Послышался бычий голос Иоанна, странно сочетавшийся с его изяществом и хрупкостью:
— Вставайте! Выходите! Свежее козье молоко, свежий хлеб!
Петр продолжал:
— Ты говорил еще, что придешь снова. Значит ли это, что тебя заберут, а потом освободят?
— Нет, Петр. Не освободят. Освободит меня только Отец мой Небесный. Заберут, будут судить, убьют. Но я приду снова.
Все это Петр и Андрей пережевывали вместе с утренним хлебом. Вскоре, когда над городом уже вставало солнце, все пили молоко, передавая друг другу кувшин. Предстоял еще один знойный день.
— Каков же будет знак? — наконец спросил Петр.
— Через три дня, — продолжал Иисус, — я снова буду жив. Меня похоронят, как Лазаря, и я, подобно Лазарю, выйду из склепа. Живой. Короткое время я буду с вами. Потом я буду потерян для вас. Для одних я стану воспоминанием, для других — детской сказкой; для истинно благословенных, истинно верующих я буду реальной сущностью. Но я вернусь в мир, ко всему миру, когда мир приблизится к своему концу.

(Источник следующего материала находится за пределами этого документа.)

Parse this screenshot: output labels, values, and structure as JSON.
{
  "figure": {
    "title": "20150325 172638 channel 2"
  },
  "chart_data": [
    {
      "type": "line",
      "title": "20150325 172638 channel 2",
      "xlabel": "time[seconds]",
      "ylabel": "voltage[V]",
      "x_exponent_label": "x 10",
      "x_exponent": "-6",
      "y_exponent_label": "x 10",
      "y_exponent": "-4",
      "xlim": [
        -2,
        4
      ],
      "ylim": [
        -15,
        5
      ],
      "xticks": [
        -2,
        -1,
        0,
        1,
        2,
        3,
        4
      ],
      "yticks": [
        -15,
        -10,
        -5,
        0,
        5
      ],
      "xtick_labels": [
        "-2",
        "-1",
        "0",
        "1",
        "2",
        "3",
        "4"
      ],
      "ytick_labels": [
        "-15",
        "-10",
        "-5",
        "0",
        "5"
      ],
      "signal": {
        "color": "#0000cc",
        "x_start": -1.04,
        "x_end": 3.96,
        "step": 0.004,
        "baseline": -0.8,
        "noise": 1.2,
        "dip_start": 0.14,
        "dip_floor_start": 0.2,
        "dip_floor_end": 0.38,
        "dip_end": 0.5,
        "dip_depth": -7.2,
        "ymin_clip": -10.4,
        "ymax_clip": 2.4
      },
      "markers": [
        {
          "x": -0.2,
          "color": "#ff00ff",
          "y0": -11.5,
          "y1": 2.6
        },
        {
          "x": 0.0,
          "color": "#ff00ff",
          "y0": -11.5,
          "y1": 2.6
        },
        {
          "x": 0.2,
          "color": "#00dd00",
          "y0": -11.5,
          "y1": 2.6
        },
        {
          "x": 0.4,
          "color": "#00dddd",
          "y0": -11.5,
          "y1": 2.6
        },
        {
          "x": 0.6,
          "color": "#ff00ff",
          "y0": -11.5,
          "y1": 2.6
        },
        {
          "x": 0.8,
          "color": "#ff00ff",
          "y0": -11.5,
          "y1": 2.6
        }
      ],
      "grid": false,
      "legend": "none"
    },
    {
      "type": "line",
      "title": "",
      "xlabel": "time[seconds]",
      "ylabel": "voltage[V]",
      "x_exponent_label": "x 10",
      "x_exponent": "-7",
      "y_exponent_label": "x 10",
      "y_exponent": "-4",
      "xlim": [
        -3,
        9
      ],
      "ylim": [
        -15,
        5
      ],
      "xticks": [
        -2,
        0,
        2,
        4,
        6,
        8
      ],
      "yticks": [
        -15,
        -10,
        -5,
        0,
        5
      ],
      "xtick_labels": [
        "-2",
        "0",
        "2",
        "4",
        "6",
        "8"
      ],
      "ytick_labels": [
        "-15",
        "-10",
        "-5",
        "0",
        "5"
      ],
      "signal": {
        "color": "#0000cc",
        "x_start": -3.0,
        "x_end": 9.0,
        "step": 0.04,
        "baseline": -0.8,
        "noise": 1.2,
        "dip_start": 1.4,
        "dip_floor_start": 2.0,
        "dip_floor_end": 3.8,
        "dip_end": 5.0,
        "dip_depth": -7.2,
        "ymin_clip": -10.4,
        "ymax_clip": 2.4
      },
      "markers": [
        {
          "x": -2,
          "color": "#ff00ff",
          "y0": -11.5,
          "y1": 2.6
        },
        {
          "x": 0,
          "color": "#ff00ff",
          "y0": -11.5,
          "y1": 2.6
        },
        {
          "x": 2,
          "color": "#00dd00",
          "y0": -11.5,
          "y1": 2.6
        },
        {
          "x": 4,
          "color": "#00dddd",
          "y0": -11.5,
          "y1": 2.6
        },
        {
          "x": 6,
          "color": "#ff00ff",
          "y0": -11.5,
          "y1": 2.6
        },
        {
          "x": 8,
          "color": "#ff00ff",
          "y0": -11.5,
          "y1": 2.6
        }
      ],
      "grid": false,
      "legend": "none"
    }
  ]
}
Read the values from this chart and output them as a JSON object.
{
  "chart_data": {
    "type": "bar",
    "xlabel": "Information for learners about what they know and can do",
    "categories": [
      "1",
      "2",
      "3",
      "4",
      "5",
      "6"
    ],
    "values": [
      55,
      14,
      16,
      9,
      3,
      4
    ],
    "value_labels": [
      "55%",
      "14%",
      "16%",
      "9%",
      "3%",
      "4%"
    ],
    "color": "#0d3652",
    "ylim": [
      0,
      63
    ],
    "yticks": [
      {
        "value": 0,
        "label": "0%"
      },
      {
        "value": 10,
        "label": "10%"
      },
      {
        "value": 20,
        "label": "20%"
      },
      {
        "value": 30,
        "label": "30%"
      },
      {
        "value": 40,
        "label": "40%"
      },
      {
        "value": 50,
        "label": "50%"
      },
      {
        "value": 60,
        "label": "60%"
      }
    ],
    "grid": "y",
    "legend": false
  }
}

— Когда это будет? — спросил Варфоломей.
— Через тысячу лет, через миллион. Какое это имеет значение? Время — не римский марш, время — это танец ребенка. Люди есть люди. Время — ничто в глазах Отца вашего Небесного, который сотворил его, чтобы мир, Им созданный, танцевал во времени. Но будут знамения конца, и многим может показаться, что эти знамения есть всегда: войны и слухи о войнах, народ, восстающий против народа, голод и землетрясения. Многие будут колебаться, будут ненавидеть друг друга и предавать. Единое будет множиться, и многие станут охладевать в своей любви.
— Такое могло бы происходить и теперь, — произнес Иуда Искариот.
Иисус на это ничего не ответил и продолжил:
— Ничего такого не может произойти до тех пор, пока слово Божье о Царстве Небесном не сказано всему миру. Под каким угодно названием, в какой угодно форме, но весь мир должен услышать его, принять и отвергнуть. И тогда конец придет. И покажется, что солнце померкло и луна не дает больше света, что звезды начали падать с неба и силы небесные поколеблены. И явится тогда Сын Человеческий, грядущий на облаках небесных с силою и славою великою.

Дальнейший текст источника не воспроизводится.